April 19 (Reuters) - A soft landing of easing inflation with "moderate economic cost" is within reach for European economies but is far from assured, with the recovery so far showing itself to be tentative in most economies across the region, the International Monetary Fund said on Friday in a report detailing Europe's outlook.

On the heels of another downgrade to the near-term growth outlook for the continent's core euro area economies, the IMF said the feeble recovery reflects weaker consumer sentiment, the lagged effect of higher energy prices and softness in interest-rate sensitive manufacturing and business investment.

That said, "Europe has done remarkably well against a turbulent backdrop," including a war between Russia and Ukraine on its eastern frontier, IMF European Department Director Alfred Kammer said in remarks prepared for a press briefing on the region.
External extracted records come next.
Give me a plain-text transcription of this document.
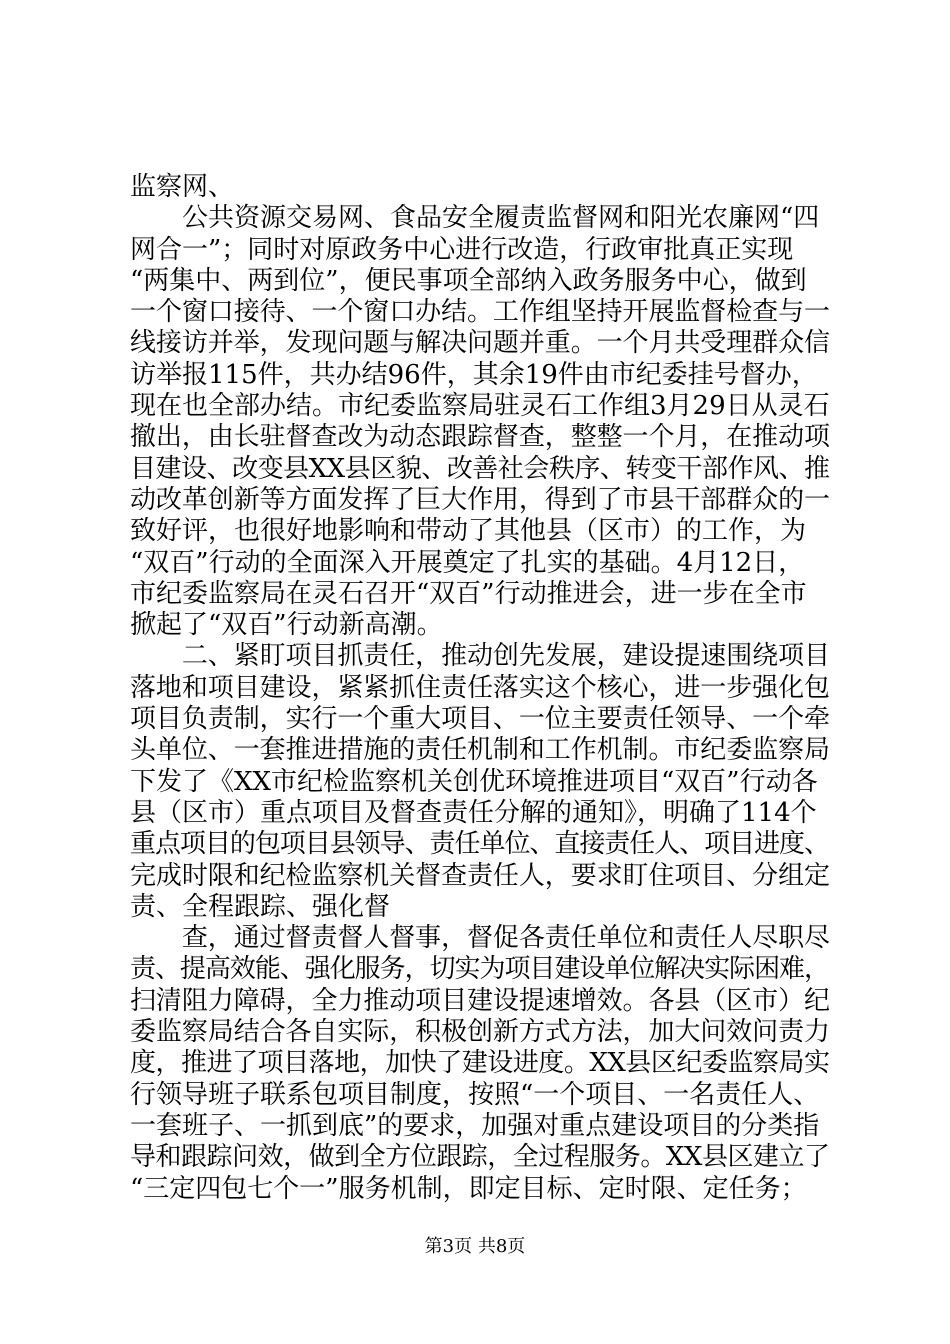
监察网、
　　公共资源交易网、食品安全履责监督网和阳光农廉网“四
网合一”；同时对原政务中心进行改造，行政审批真正实现
“两集中、两到位”，便民事项全部纳入政务服务中心，做到
一个窗口接待、一个窗口办结。工作组坚持开展监督检查与一
线接访并举，发现问题与解决问题并重。一个月共受理群众信
访举报115件，共办结96件，其余19件由市纪委挂号督办，
现在也全部办结。市纪委监察局驻灵石工作组3月29日从灵石
撤出，由长驻督查改为动态跟踪督查，整整一个月，在推动项
目建设、改变县XX县区貌、改善社会秩序、转变干部作风、推
动改革创新等方面发挥了巨大作用，得到了市县干部群众的一
致好评，也很好地影响和带动了其他县（区市）的工作，为
“双百”行动的全面深入开展奠定了扎实的基础。4月12日，
市纪委监察局在灵石召开“双百”行动推进会，进一步在全市
掀起了“双百”行动新高潮。
　　二、紧盯项目抓责任，推动创先发展，建设提速围绕项目
落地和项目建设，紧紧抓住责任落实这个核心，进一步强化包
项目负责制，实行一个重大项目、一位主要责任领导、一个牵
头单位、一套推进措施的责任机制和工作机制。市纪委监察局
下发了《XX市纪检监察机关创优环境推进项目“双百”行动各
县（区市）重点项目及督查责任分解的通知》，明确了114个
重点项目的包项目县领导、责任单位、直接责任人、项目进度、
完成时限和纪检监察机关督查责任人，要求盯住项目、分组定
责、全程跟踪、强化督
　　查，通过督责督人督事，督促各责任单位和责任人尽职尽
责、提高效能、强化服务，切实为项目建设单位解决实际困难，
扫清阻力障碍，全力推动项目建设提速增效。各县（区市）纪
委监察局结合各自实际，积极创新方式方法，加大问效问责力
度，推进了项目落地，加快了建设进度。XX县区纪委监察局实
行领导班子联系包项目制度，按照“一个项目、一名责任人、
一套班子、一抓到底”的要求，加强对重点建设项目的分类指
导和跟踪问效，做到全方位跟踪，全过程服务。XX县区建立了
“三定四包七个一”服务机制，即定目标、定时限、定任务；
第3页 共8页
"After years of crises and their fallouts, a soft landing for the continent’s economies is within reach," Kammer said. "To be sure, within reach does not mean it is a done deal. A number of things need to go right in the coming months."

Among the things needing to go right is calibrating the appropriate monetary policy across a diverse region, where inflation has behaved unevenly.

In advanced European economies, central banks poised to begin cutting interest rates need to match that policy easing with "unfolding conditions - loosening neither too fast nor too slowly," Kammer said. For the rest of Europe, meanwhile, rates will need to remain higher for longer to assure inflation is fully contained.

The region's fiscal adjustments must also pick up pace.

Looking further out, measures to raise the region's growth potential should be pursued to combat the "formidable headwinds" of declining productivity growth, an aging population and underinvesment.

Efforts to deepen the European single market should begin sooner than later, and officials should avoid the temptation to respond to competitive threats through subsidies, Kammer said. "Trying to fix competitiveness problems by engaging in a subsidy race with trading partners will do Europe more harm than good."